Tuesday, November 12, 2013

Vietnam War Parable


We're covering the Vietnam War this week in my course on "American Foreign Policy since 1945" - which is essentially a survey of the Cold War. Tonight, I was reading Daniel Ellsberg's "Secrets: A Memoir of Vietnam and the Pentagon Papers". Ellsberg is the one who leaked the Pentagon Papers in 1971 and has recently resurfaced in the news for supporting Bradley Manning. Reading his book has been illuminating. Most of it is actually about his experience as an adviser in Vietnam and his observations there during the US build-up of forces.

Past and recent political controversies aside, it's a good book and I thought this passage that I copied below was a nice parable of the American experience in Vietnam. I'm not sure if it's 100% accurate - the punchline seems too clean for real life - but that doesn't matter as much as the underlying point of putting US involvement in Vietnam within the greater historical context. It was good enough to get me to read it twice. I couldn't help but share it with everyone else.

"Later in the spring of 1966, during the Buddhist uprising, I was driving along a road between Da Nang and Hoi An in I Corps. The road had been blocked or cut every half mile or so - there were trenches across the road that we had to drive around on the shoulder or barbed-wire fences we had to cut through - not by the VC but by the Buddhist ARVN [Army of the Republic of Vietnam] troop units who were opposed to General Ky's regime in Saigon. In effect, both sides in this civil war within the war were being paid out of the US budget.

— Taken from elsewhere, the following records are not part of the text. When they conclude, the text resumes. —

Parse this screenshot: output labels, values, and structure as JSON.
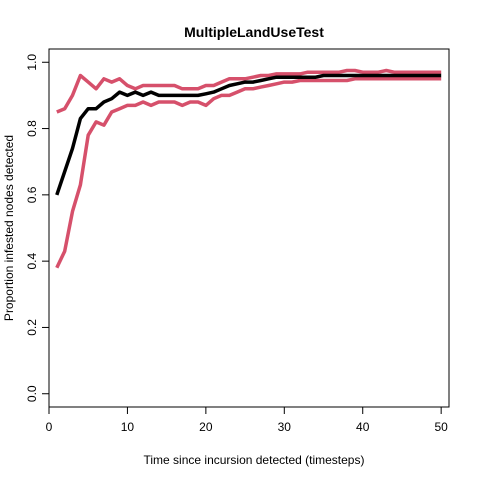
{
  "chart_data": {
    "type": "line",
    "title": "MultipleLandUseTest",
    "xlabel": "Time since incursion detected (timesteps)",
    "ylabel": "Proportion infested nodes detected",
    "xlim": [
      0,
      51
    ],
    "ylim": [
      -0.04,
      1.04
    ],
    "xticks": [
      0,
      10,
      20,
      30,
      40,
      50
    ],
    "yticks": [
      0.0,
      0.2,
      0.4,
      0.6,
      0.8,
      1.0
    ],
    "ytick_labels": [
      "0.0",
      "0.2",
      "0.4",
      "0.6",
      "0.8",
      "1.0"
    ],
    "grid": false,
    "legend": "none",
    "x": [
      1,
      2,
      3,
      4,
      5,
      6,
      7,
      8,
      9,
      10,
      11,
      12,
      13,
      14,
      15,
      16,
      17,
      18,
      19,
      20,
      21,
      22,
      23,
      24,
      25,
      26,
      27,
      28,
      29,
      30,
      31,
      32,
      33,
      34,
      35,
      36,
      37,
      38,
      39,
      40,
      41,
      42,
      43,
      44,
      45,
      46,
      47,
      48,
      49,
      50
    ],
    "series": [
      {
        "color": "#d6506b",
        "width": 3.5,
        "values": [
          0.85,
          0.86,
          0.9,
          0.96,
          0.94,
          0.92,
          0.95,
          0.94,
          0.95,
          0.93,
          0.92,
          0.93,
          0.93,
          0.93,
          0.93,
          0.93,
          0.92,
          0.92,
          0.92,
          0.93,
          0.93,
          0.94,
          0.95,
          0.95,
          0.95,
          0.955,
          0.96,
          0.96,
          0.965,
          0.965,
          0.965,
          0.965,
          0.97,
          0.97,
          0.97,
          0.97,
          0.97,
          0.975,
          0.975,
          0.97,
          0.97,
          0.97,
          0.975,
          0.97,
          0.97,
          0.97,
          0.97,
          0.97,
          0.97,
          0.97
        ]
      },
      {
        "color": "#d6506b",
        "width": 3.5,
        "values": [
          0.38,
          0.43,
          0.55,
          0.63,
          0.78,
          0.82,
          0.81,
          0.85,
          0.86,
          0.87,
          0.87,
          0.88,
          0.87,
          0.88,
          0.88,
          0.88,
          0.87,
          0.88,
          0.88,
          0.87,
          0.89,
          0.9,
          0.9,
          0.91,
          0.92,
          0.92,
          0.925,
          0.93,
          0.935,
          0.94,
          0.94,
          0.945,
          0.945,
          0.945,
          0.945,
          0.945,
          0.945,
          0.945,
          0.95,
          0.95,
          0.95,
          0.95,
          0.95,
          0.95,
          0.95,
          0.95,
          0.95,
          0.95,
          0.95,
          0.95
        ]
      },
      {
        "color": "#000000",
        "width": 3.5,
        "values": [
          0.6,
          0.67,
          0.74,
          0.83,
          0.86,
          0.86,
          0.88,
          0.89,
          0.91,
          0.9,
          0.91,
          0.9,
          0.91,
          0.9,
          0.9,
          0.9,
          0.9,
          0.9,
          0.9,
          0.905,
          0.91,
          0.92,
          0.93,
          0.935,
          0.94,
          0.94,
          0.945,
          0.95,
          0.955,
          0.955,
          0.955,
          0.955,
          0.955,
          0.955,
          0.96,
          0.96,
          0.96,
          0.96,
          0.96,
          0.96,
          0.96,
          0.96,
          0.96,
          0.96,
          0.96,
          0.96,
          0.96,
          0.96,
          0.96,
          0.96
        ]
      }
    ]
  }
}
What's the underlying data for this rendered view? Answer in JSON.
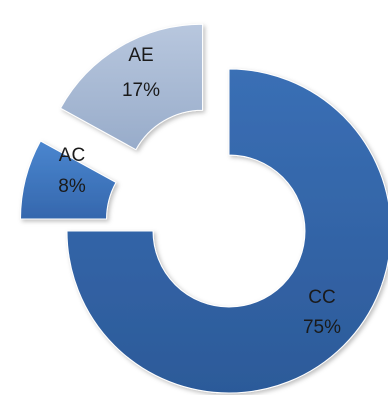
{
  "chart_data": {
    "type": "pie",
    "style": "exploded-donut",
    "title": "",
    "slices": [
      {
        "label": "CC",
        "value": 75,
        "value_label": "75%",
        "color": "#3163a6"
      },
      {
        "label": "AC",
        "value": 8,
        "value_label": "8%",
        "color": "#3b74bf"
      },
      {
        "label": "AE",
        "value": 17,
        "value_label": "17%",
        "color": "#a7b9d5"
      }
    ],
    "legend": "none"
  }
}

Along the road was an unusual succession of abandoned fortifications, of varying constructions, that dated from different periods successively further back in time. There were recent Popular Force outposts. We had supplied the wages for the local militia that had built them and the cement, if there was any. But basically, these were mud forts, very primitive little outposts along the road supposedly to protect local hamlets. They had been recently abandoned because of the regional nonviolent uprising against the Saigon regime, which had been paying the troops out of US aid. Posts like these I'd seen all over Vietnam.

But next to one of them was a pillbox of another kind, better constructed and made out of concrete, a cylindrical box with narrow portholes. The interpreter driving with me, a young Vietnamese lieutenant, explained that this had been built by the French. I recognized that it looked like one of the smaller pillboxes I had seen in pictures of the French Maginot Line at the outset of the German invasion of France. We drove by several of these. Most were from the 1946-54 war by France to regain its colony, during which it had run a pacification program very similar to ours. But some of them, the lieutenant pointed out, went back much earlier, to the twenties and thirties (when the Maginot Line had been built) and even much earlier in the French pacification of Vietnam.

In the midst of these, along the road, were some pillboxes of a distinctly different sort, also concrete but rounded, like ovens. I recognized those from pictures of the Pacific island fighting by the marines in World War II. They were Japanese, built when the Japanese had pacified the area of what was now I Corps in their occupation of Vietnam during the war. Finally, we came to a massive knoll, overgrown with grass and studded with very old stones. I was told it was an ancient Chinese fort, constructed when the Chinese had pacified Vietnam, starting with what was now I Corps, over a period of a thousand years. When the interpreter told me that, I was reminded of what Tran Hgoc Chau had once said to me: "You must understand that we are a people who think of ourselves as having defeated the Chinese, though it took us a thousand years."

Driving this road was like time travel or visiting an archaeological dig that had brought strata from many historical epochs to the surface. It was a kind of open-air museum of successive efforts by foreigners to establish their authority and control over Vietnamese or at least to protect their own troops and collaborators from resisting locals. At this moment it was not secure for us, since the militia and ARVN paid by the GVN [Government of South Vietnam] had left the countryside tot he VC to demonstrate against the Saigon regime in Da Nang and other local towns. We drove fast, between the obstacles on the road, with our weapons at the ready. Even so, the children we passed, as always, were friendly to us. They waved and called out the only American words they knew: "Hallo! Number one! OK!," the same words that had so touched my heart when I heard them for the first time after my arrival in Vietnam.

The lieutenant driving with me remarked, when we heard some of these shouts, "When I was a little boy, their age, I used to shout hello at foreign soldiers too."

I said, "How did you say it? Bonjour?"
He said, "Ohayo gozainmasu." Good morning in Japanese.

I knew we were following the French in Vietnam, who for all their colonialism were our allies in two world wars. But as someone who had grown up on movies of the war in the Pacific, and then on war stories in the Marines, I found it eerie to hear I was walking in the footsteps of Japanese invaders."